Tal es así, que su concurso el próximo sábado en el Bernabéu en el enésimo partido del siglo frente al Real Madrid, se antoja una vez más decisivo. Las bajas de los grandes futbolistas comienzan a inundar los grandes clubes de Europa. Cesc Fábregas, Rooney, Ibrahimovic, Piqué, Ashley Cole, Gallas… Llega la hora de la verdad y es el momento de sacar el fondo de armario y demostrar una vez más que las plantillas buenas generalmente salvan las lagunas que a veces dejan las lesiones de los cracks.

Dicen en las tertulias de los profesionales de élite, que Víctor Valdés ha podido alcanzar ya el nivel táctico de Van der Sar, aún con gasolina en el Manchester United. Lo que sí es evidente, es la buena salud de los porteros españoles. Los debates van y vienen como las modas. Ahora Valdés se encuentra en el escenario de si debe o no acudir al Mundial con la selección española. El periodismo puede opinar.

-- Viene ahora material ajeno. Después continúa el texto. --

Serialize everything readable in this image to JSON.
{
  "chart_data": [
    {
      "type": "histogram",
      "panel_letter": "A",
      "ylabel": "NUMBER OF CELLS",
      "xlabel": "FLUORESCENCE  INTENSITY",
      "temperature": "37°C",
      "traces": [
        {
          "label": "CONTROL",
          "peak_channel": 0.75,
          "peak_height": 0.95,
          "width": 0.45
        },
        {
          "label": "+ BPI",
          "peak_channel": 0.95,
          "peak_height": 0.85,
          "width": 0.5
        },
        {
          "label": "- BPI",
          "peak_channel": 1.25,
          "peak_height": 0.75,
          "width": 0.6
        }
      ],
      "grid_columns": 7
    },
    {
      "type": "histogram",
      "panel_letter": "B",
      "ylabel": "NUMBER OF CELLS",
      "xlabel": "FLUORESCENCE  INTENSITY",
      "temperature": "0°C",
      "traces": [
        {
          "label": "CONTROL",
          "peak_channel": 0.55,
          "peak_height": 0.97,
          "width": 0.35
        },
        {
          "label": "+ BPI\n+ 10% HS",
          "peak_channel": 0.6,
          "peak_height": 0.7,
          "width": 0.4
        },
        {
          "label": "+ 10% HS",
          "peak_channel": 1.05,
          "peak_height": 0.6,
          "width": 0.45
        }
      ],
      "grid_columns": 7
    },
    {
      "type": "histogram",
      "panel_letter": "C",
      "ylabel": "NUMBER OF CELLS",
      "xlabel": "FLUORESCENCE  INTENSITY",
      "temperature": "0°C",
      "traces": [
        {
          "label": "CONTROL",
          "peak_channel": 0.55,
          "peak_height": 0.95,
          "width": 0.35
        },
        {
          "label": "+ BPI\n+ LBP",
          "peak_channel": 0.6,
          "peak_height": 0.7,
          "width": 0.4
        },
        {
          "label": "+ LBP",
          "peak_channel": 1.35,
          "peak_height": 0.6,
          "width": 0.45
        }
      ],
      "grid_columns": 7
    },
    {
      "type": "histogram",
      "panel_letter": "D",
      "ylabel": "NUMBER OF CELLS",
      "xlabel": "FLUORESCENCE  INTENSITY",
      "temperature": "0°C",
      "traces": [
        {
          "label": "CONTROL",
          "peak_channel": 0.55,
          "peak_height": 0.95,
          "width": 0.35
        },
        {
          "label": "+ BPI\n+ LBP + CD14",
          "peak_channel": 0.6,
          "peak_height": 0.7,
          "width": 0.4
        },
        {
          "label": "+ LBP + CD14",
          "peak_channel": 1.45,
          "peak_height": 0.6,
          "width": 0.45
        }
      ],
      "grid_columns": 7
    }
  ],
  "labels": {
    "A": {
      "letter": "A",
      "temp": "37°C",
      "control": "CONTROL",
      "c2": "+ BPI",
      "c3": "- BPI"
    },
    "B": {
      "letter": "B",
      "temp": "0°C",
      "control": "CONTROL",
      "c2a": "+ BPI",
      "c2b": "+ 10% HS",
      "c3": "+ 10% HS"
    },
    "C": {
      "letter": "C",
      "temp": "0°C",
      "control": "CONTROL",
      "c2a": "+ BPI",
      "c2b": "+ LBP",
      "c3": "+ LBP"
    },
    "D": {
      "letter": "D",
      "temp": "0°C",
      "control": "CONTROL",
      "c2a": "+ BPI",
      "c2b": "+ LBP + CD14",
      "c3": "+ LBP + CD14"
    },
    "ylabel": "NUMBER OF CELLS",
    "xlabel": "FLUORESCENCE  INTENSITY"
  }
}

Pero la última palabra, la única importante es la de Vicente del Bosque. Para eso le pagan. Para decidir. Cuando hay un problema en España habitualmente se convocan comisiones de trabajo. Menos comisiones y más decisiones es lo que hacen falta de verdad. Lo que decida Del Bosque, bien estará. Él y sólo él conoce de verdad, por dentro y por fuera, al grupo que nos debe guiar al éxito en el Mundial.